Bryan Hickman

No. 18
- Position: Linebacker

Personal information
- Born: January 18, 1981 Mesquite, Texas
- Died: January 3, 2012 (aged 30)
- Listed height: 6 ft 2 in (1.88 m)
- Listed weight: 220 lb (100 kg)

Career information
- College: Kansas State
- NFL draft: 2004: undrafted

Career history
- Cleveland Browns;

Awards and highlights
- Second-team All-Big 12 (2003)

= Bryan Hickman =

American football player (1981–2012)

Bryan Hickman (January 3, 1981 – January 3, 2012) was an American football linebacker. He played collegiately at Kansas State and had a brief professional career before suffering a career ending knee injury.

==High school ==
Hickman attended North Mesquite High School in Mesquite, Texas and was teammates with another Kansas State linebacker, Josh Buhl.

==College career==
At Kansas State, Hickman teamed up with fellow Texas high school linebackers, Terry Pierce and Josh Buhl to make a formidable linebacking crew for the Wildcats.

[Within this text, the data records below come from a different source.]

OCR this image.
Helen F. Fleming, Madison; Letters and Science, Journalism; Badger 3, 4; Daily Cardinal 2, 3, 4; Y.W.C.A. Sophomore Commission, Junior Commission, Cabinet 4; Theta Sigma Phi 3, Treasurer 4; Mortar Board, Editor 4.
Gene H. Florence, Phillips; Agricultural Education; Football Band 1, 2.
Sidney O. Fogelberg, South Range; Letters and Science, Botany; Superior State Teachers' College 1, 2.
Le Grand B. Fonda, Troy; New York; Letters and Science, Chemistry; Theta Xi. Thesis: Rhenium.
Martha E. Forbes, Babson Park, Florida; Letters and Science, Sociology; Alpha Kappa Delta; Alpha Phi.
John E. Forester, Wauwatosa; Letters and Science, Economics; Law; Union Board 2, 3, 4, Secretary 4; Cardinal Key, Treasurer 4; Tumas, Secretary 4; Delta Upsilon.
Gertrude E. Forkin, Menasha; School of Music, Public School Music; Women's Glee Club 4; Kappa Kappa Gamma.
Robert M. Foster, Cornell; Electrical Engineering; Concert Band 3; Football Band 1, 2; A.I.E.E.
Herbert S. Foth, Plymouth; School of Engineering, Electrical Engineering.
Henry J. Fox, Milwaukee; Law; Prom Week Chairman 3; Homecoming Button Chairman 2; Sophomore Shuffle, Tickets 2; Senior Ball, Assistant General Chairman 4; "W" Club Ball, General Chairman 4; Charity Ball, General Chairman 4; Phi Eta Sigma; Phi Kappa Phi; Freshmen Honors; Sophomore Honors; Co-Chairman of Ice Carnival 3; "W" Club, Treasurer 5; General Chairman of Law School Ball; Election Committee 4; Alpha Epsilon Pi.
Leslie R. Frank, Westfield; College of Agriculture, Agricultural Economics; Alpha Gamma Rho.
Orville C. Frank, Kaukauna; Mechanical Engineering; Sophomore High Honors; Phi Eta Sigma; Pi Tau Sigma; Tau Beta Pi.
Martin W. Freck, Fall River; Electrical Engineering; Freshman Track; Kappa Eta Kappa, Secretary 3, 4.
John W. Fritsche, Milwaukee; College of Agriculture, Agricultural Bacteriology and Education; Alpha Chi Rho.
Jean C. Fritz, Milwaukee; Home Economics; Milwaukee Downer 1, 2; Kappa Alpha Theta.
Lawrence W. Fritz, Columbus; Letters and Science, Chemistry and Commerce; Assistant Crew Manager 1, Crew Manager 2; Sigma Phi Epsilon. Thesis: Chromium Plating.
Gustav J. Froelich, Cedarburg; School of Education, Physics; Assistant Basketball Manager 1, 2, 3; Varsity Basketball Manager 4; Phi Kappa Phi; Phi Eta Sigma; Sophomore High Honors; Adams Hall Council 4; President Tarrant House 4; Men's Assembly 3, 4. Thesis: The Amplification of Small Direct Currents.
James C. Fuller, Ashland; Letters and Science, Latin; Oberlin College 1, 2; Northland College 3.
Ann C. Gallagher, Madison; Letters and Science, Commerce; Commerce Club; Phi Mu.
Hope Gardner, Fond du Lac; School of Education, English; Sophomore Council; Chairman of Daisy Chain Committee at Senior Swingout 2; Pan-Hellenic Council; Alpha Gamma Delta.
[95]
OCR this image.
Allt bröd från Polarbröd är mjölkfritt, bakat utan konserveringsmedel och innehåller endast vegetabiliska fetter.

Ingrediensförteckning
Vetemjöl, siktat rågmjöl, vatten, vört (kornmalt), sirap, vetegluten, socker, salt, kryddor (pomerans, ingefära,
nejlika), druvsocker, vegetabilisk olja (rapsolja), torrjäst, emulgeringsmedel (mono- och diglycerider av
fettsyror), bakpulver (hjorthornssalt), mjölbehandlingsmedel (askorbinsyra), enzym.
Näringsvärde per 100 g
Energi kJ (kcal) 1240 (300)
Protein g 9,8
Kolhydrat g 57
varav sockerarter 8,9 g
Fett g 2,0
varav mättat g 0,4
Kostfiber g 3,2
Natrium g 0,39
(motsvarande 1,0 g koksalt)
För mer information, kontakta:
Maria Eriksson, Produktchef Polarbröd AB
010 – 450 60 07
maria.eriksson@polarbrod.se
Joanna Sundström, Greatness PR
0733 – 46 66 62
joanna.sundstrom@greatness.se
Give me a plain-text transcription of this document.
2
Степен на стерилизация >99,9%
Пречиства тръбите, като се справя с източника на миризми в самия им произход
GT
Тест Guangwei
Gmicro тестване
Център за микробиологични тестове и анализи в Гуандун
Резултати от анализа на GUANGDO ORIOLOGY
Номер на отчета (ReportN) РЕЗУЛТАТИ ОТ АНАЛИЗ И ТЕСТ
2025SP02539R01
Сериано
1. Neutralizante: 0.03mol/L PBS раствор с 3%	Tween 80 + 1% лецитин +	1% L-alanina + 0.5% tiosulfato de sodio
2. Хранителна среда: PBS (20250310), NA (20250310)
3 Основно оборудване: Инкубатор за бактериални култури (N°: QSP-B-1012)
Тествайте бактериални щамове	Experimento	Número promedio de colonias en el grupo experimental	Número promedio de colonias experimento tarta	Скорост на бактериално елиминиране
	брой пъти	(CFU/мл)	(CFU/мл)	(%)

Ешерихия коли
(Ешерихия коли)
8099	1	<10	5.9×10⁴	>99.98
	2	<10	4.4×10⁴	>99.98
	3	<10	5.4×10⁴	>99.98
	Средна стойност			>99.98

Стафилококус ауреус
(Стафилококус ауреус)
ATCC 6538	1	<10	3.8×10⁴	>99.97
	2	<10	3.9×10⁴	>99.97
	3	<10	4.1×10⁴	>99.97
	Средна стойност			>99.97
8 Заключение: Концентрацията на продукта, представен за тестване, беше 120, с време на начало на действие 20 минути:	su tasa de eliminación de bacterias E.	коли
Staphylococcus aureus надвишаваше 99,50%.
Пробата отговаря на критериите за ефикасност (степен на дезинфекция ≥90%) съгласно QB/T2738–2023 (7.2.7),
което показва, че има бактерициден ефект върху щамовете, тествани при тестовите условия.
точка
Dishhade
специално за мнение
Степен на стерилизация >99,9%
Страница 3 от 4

In a home game against Iowa State in 2002, he recorded double-digit tackles, a tackle for loss, an interception and a forced fumble. Hickman finished his career at Kansas State as part of the conference championship team beating #1 Oklahoma and a berth in the Fiesta Bowl and second team All-Big 12. Hickman totaled four interceptions. He graduated with a degree in business.

==Professional career==
Bryan was with the NFL's Cleveland Browns when a knee injury ended his career.

==Death==
He died via suicide in January 2012.